The California Energy Commission (CEC) has continued its efforts to implement Governor Newsom’s July 30, 2021 Emergency Proclamation, which was intended to free up energy supply to meet demand during extreme heat events and wildfires, and to expedite the deployment of additional generation.
The Emergency Proclamation authorized the CEC, which is responsible for licensing thermal powerplants of 50 megawatts (MW) or more, to also license new, or expansions of, battery storage systems of 20 MW or more that are capable of discharging for at least two hours and will deliver net peak energy by October 31, 2022.
At its September 8, 2021 business meeting, the CEC unanimously adopted an order (Order) establishing procedures to implement the battery storage licensing authority delegated to it in the Emergency Proclamation. The Order establishes informational requirements for applications for licensing battery storage systems, and delegates authority to the executive director to establish additional informational requirements for those applications. The requirements developed by the executive director will be published within 10 days of the date of the adoption of the Order. The Order also establishes strict timelines for the licensing process. The executive director is authorized to make a final decision on the application, which will not be subject to further consideration or appeal.

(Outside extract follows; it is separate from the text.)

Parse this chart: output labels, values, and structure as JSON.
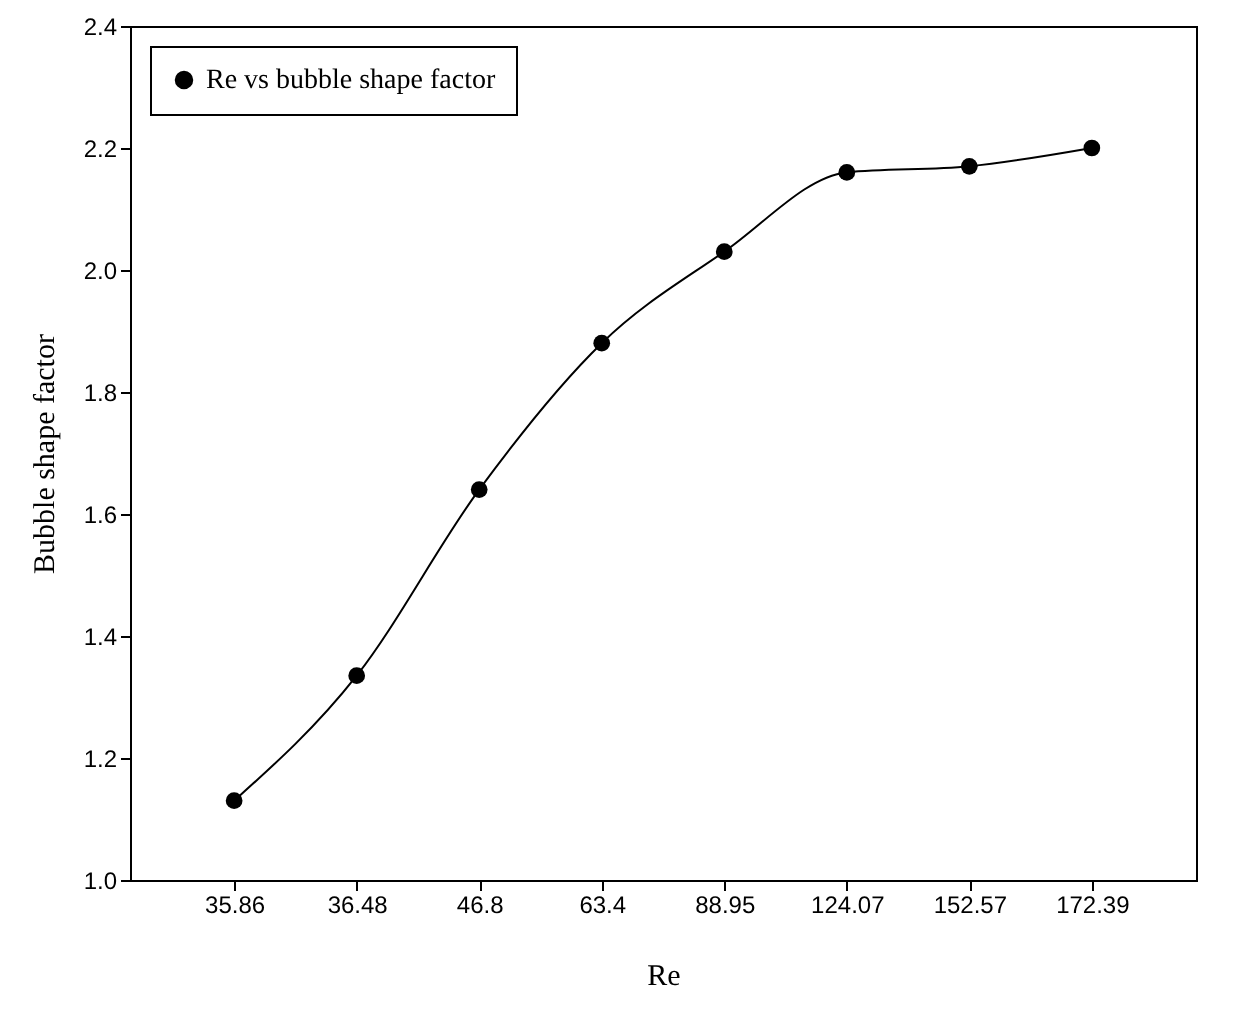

The CEC’s adoption of the battery storage Order comes on the heels of its adoption, at its August 17, 2021 business meeting, of two orders, one establishing a process for post-certification petitions for changes in design, operations, or performance of existing facilities, and one establishing a process for expediting licenses for new emergency or temporary power generators of 10 MW or more that will deliver net peak energy before October 31, 2021. Both of these orders were also issued pursuant to direction provided in the Governor’s Emergency Proclamation.
As noted in a previous blog post (here), the California Department of Water Resources and the CEC are working to site at least four 30 MW temporary gas turbines at two existing facilities: two at Greenleaf 1 in Yuba City, and two at Roseville Energy Park. On August 24, 2021, the California ISO filed a petition for tariff waiver to expedite the interconnection of the two turbines at Greenleaf 1.